EECE 5645 - Final Project
This README file contains information on the Parallel Processing Final Project: Social Network Analysis for Reddit. This project consists of the following:
- ClassifyEdges.py file
- EvaluateTime.sh
- data folder
- logs folder
- save_models folder
- save_preds folder
All python files are individually commented and documented. For more information on a particular function within a python file, please import the module into a python environment and use the "help(FuncName)".
This python file requires the following modules to be installed in the python environment:
- numpy
- argparse
- sys
- os
- shutil
- time
- findspark
- pyspark
- pdb
For information on all positional arguments use the following: "python ClassifyEdges.py -h" or "python ClassifyEdges.py -help".
To execute this file, use spark-submit. For example: "spark-submit --master local[20] --executor-memory 100G --driver-memory 100G ClassifyEdges.py --N 1000"
This script compares the performance of a non-parallelized execution to a parallel execution using a single local thread "local[1]" as well as 20 local threads "local[20]". The resulting "time output" files are saved under a new name, for later use.
The data folder contains all the edge data of the graph. It contains two files:
- soc-redditHyperlinks-body.tst -- Network of subreddit-to-subreddit hyperlinks extracted from hyperlinks in the body of the post
- soc-redditHyperlinks-title.tsv -- Network of subreddit-to-subreddit hyperlinks extracted from hyperlinks in the title of the post.
Each datapoint is formatted in the following way: [SOURCE_SUBREDDIT, TARGET_SUBREDDIT, POST_ID, TIMESTAMP, POST_LABEL, POST_PROPERTIES]

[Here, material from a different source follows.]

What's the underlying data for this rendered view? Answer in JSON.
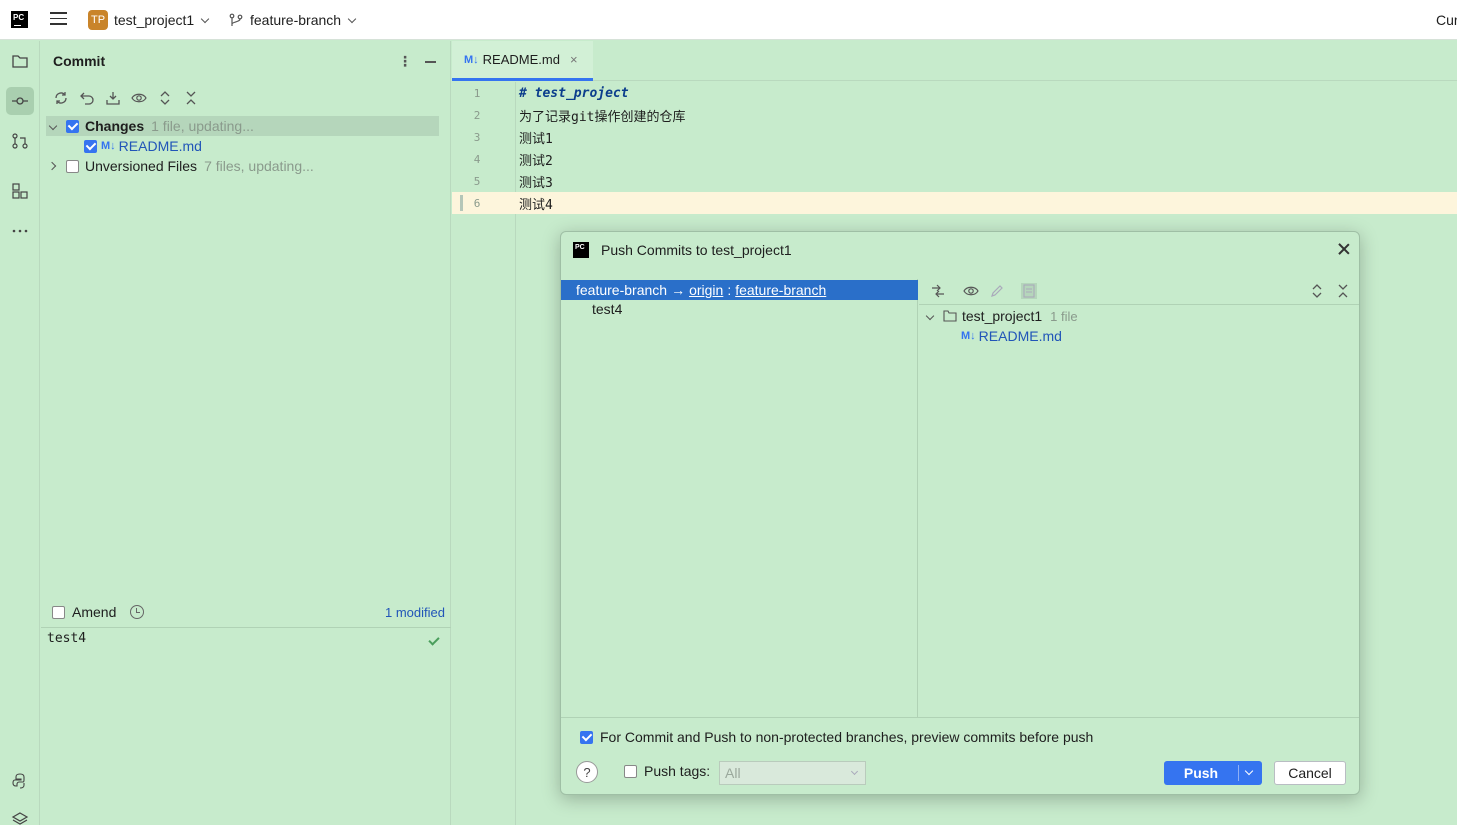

This folder contains two log files generated by the ClassifyEdges code:
- output.txt -- Contains information about the output of the most recent run. This output file contains most of the metrics and analysis results of the model.
- time.txt -- Contains information about the execution time for a particular run.
This folder contains the linear regression model. They are saved with automatically generated names that depend on the following: the regularization parameter, the elastic parameter, and the number of max-iterations N.
This folder contains the model prediction results. They are saved with automatically generated names that depend on the following: the regularization parameter, the elastic parameter, and the number of max-iterations N.